Wenn es einem Mensch mit langen dünnen Fingern, den „Pianistenhänden“, einfacher fiel, die Tasten eines Klaviers zu bedienen, dann ließ sich leicht assoziieren, dass die Finger „genau dazu geschaffen“ waren – von wem auch immer. Wenn ein Vielfraß, der maßlos Essen in sich hinein schaufelte, kurze und dicke Finger hatte, ließ sich einfach daraus schließen, dass die kurzen und dicken Finger ihn als Genusssüchtigen kennzeichneten.

Solch assoziatives Denken und die daraus folgenden Schlüsse machen einen Großteil unserer Einschätzungen aus: Wir verbinden das, was wir sehen, mit Urteilen und setzen beides in Kausalität. Ob diese Ursache-Wirkung zutrifft, ist unseren Synapsen gleichgültig. Meist reicht dieses unbewusste Assoziieren als Koordinatensystem in unserer Umwelt vollkommen aus. Bewusstes Reflektieren und Analysieren von realen Ursachen und Wirkungen erfordert hingegen bewusstes wie langsames Denken – dafür braucht das Gehirn mehr Energie. Wir setzen es deshalb nur dann ein, wenn das Assoziieren an seine Grenzen gelangt und uns zum Beispiel in problematische Situationen bringt.

Physiognomik und Völkermord

In der Renaissance könnten wir das Aufleben des Handlesens noch als halb wissenschaftlich, halb religiösen Spleen abtun, der aber nicht wirklich gefährlich wurde.
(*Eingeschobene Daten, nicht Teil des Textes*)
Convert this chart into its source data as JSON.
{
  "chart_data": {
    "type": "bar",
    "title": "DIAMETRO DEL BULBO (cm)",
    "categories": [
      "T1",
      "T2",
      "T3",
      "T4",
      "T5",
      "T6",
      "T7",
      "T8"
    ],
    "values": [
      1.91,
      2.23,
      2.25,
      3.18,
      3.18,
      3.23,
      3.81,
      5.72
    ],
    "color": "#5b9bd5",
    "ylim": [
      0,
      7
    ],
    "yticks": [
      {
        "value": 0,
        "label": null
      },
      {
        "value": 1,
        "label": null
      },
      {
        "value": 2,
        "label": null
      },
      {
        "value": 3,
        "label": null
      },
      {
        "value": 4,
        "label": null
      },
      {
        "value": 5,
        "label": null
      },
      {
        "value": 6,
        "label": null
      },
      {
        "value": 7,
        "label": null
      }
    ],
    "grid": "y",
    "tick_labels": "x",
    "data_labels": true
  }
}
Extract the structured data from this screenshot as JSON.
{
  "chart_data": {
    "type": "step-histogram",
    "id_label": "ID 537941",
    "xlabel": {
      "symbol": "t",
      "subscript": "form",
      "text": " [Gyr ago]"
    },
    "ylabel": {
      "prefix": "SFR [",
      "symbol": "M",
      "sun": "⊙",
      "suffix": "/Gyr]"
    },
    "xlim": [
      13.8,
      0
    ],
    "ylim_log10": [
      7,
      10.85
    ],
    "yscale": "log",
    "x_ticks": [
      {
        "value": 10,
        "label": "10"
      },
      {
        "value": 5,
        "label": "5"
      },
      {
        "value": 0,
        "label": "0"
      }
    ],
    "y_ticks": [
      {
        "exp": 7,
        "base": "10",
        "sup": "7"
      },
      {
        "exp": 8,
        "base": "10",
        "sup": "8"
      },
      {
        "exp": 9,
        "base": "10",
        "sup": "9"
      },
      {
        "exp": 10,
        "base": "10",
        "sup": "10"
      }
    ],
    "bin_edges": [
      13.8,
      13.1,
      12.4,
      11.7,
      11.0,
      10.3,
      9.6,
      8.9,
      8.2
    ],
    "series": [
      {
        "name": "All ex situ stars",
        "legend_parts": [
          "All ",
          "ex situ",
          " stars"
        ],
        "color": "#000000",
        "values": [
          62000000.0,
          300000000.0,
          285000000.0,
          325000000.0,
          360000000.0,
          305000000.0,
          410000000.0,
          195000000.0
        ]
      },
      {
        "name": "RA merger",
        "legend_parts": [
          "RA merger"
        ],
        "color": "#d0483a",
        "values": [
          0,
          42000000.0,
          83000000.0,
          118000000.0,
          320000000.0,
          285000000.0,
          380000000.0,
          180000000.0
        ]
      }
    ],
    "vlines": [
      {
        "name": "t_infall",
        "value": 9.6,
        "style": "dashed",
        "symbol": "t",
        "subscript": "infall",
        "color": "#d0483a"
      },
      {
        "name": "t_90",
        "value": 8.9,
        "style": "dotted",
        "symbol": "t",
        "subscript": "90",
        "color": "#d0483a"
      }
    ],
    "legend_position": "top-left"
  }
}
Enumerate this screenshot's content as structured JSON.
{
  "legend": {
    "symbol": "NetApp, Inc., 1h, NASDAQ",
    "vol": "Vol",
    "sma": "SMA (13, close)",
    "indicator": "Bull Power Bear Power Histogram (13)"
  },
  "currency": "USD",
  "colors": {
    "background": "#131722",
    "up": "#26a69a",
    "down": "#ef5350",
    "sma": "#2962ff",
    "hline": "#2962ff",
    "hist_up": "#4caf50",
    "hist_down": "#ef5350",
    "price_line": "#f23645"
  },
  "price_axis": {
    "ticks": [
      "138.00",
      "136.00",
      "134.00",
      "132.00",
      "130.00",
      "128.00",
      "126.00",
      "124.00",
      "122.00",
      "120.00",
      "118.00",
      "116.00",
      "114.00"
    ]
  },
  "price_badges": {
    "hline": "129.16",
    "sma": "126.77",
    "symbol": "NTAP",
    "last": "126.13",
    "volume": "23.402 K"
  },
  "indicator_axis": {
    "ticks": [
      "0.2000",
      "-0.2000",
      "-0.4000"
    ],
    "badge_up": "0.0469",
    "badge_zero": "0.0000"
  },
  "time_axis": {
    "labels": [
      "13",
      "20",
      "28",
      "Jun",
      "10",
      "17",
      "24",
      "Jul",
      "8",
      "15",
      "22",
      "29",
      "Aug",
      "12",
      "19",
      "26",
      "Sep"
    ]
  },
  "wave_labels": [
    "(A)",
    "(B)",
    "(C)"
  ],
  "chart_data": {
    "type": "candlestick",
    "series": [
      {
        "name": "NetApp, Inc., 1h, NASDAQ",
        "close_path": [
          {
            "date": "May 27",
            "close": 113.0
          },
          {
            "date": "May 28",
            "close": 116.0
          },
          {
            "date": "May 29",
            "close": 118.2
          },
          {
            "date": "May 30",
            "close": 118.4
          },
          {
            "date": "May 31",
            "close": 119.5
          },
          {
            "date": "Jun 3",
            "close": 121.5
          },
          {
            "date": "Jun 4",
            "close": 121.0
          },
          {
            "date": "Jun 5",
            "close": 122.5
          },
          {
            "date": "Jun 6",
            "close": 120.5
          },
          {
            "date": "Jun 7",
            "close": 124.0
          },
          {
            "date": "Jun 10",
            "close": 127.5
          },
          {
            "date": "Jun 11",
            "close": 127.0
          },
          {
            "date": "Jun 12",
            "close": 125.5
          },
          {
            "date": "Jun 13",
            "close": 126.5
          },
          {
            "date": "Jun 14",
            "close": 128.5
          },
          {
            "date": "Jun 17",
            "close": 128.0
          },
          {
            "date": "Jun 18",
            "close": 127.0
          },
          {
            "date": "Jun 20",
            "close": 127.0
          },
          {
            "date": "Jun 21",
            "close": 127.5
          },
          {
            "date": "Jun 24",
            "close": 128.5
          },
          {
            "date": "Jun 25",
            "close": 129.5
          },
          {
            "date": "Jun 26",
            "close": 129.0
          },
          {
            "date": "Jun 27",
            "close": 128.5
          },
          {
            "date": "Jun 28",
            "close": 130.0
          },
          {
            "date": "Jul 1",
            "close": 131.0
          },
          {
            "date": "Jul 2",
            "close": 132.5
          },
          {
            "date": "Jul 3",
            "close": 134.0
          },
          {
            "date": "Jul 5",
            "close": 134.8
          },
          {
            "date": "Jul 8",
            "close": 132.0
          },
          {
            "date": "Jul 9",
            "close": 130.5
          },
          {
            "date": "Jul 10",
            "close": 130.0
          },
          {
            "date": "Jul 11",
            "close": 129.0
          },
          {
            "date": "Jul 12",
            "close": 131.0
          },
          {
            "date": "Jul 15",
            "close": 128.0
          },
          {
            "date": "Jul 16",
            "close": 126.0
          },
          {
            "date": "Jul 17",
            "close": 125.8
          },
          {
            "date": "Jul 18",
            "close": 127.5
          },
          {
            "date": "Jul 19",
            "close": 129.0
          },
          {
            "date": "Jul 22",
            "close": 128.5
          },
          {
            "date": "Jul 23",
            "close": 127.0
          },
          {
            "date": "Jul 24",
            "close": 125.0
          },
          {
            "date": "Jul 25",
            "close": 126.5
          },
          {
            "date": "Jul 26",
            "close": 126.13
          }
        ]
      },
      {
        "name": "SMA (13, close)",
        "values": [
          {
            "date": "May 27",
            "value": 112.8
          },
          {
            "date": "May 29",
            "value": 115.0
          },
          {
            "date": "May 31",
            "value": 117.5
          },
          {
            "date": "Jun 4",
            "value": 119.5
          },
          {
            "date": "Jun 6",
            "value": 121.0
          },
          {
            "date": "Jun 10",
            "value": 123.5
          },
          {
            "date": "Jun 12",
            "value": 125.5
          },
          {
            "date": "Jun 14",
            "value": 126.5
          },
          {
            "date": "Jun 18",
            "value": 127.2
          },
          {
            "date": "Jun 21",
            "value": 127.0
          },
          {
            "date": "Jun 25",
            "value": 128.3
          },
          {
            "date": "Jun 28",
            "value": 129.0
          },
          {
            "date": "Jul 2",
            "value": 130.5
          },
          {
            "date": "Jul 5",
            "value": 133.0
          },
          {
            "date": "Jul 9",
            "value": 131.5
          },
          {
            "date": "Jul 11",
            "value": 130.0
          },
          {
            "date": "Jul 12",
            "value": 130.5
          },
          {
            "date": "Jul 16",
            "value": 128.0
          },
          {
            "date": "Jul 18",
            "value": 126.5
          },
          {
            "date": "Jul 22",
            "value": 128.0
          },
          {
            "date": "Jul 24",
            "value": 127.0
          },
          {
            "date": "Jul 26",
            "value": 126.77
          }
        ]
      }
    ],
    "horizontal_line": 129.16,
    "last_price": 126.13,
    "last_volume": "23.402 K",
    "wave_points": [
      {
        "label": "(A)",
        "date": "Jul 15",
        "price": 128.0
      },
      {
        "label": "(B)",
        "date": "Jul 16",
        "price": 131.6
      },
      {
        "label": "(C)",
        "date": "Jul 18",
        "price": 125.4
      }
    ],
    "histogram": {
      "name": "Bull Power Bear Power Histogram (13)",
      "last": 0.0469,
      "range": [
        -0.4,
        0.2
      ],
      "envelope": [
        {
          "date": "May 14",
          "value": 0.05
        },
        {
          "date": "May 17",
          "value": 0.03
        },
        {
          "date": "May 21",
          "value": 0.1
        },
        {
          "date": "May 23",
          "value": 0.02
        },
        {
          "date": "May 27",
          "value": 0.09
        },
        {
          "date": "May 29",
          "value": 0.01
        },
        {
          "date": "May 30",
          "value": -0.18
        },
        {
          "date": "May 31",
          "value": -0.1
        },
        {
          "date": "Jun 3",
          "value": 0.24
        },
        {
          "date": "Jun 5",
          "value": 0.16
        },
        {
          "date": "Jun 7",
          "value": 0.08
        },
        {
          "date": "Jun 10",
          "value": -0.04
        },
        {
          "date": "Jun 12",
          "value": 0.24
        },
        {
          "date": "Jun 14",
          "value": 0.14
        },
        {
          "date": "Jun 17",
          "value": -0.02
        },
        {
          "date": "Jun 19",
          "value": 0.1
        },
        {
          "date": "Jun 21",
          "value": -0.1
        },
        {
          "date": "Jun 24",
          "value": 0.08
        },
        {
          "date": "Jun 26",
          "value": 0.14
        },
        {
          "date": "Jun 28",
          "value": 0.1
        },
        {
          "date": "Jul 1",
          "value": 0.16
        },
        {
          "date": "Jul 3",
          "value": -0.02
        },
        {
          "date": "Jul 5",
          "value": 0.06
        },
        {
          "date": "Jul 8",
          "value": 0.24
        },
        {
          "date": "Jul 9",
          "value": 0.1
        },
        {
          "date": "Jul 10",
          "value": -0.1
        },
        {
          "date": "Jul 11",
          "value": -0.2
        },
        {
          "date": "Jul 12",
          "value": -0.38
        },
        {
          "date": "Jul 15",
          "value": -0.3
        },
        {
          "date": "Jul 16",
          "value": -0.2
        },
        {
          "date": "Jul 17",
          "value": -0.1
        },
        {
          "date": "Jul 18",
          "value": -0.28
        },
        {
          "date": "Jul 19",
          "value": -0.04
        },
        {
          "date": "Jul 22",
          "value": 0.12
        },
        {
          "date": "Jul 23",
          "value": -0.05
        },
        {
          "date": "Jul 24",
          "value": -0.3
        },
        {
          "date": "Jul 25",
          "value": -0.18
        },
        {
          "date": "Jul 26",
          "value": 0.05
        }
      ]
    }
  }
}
Aber auch hier ist Vorsicht geboten: Die frühe Neuzeit war die Epoche der systematischen Hexenverfolgung. Zehntausende von Unschuldigen wurden in Europa auf den Scheiterhäufen verbrannt – für „Taten“, die sich nicht begangen haben konnten, wie den Geschlechtsverkehr mit dem Teufel. Physiognomik spielte eine wichtige Rolle. So suchten die Verfolger nach dem Teufelsmal, einem auffälligen Muttermal oder Leberfleck; mancherorts galt jemand mit gleich langem Mittel- wie Zeigefinger als verdächtig, ein Mensch zu sein, der sich in einen Wolf verwandelt.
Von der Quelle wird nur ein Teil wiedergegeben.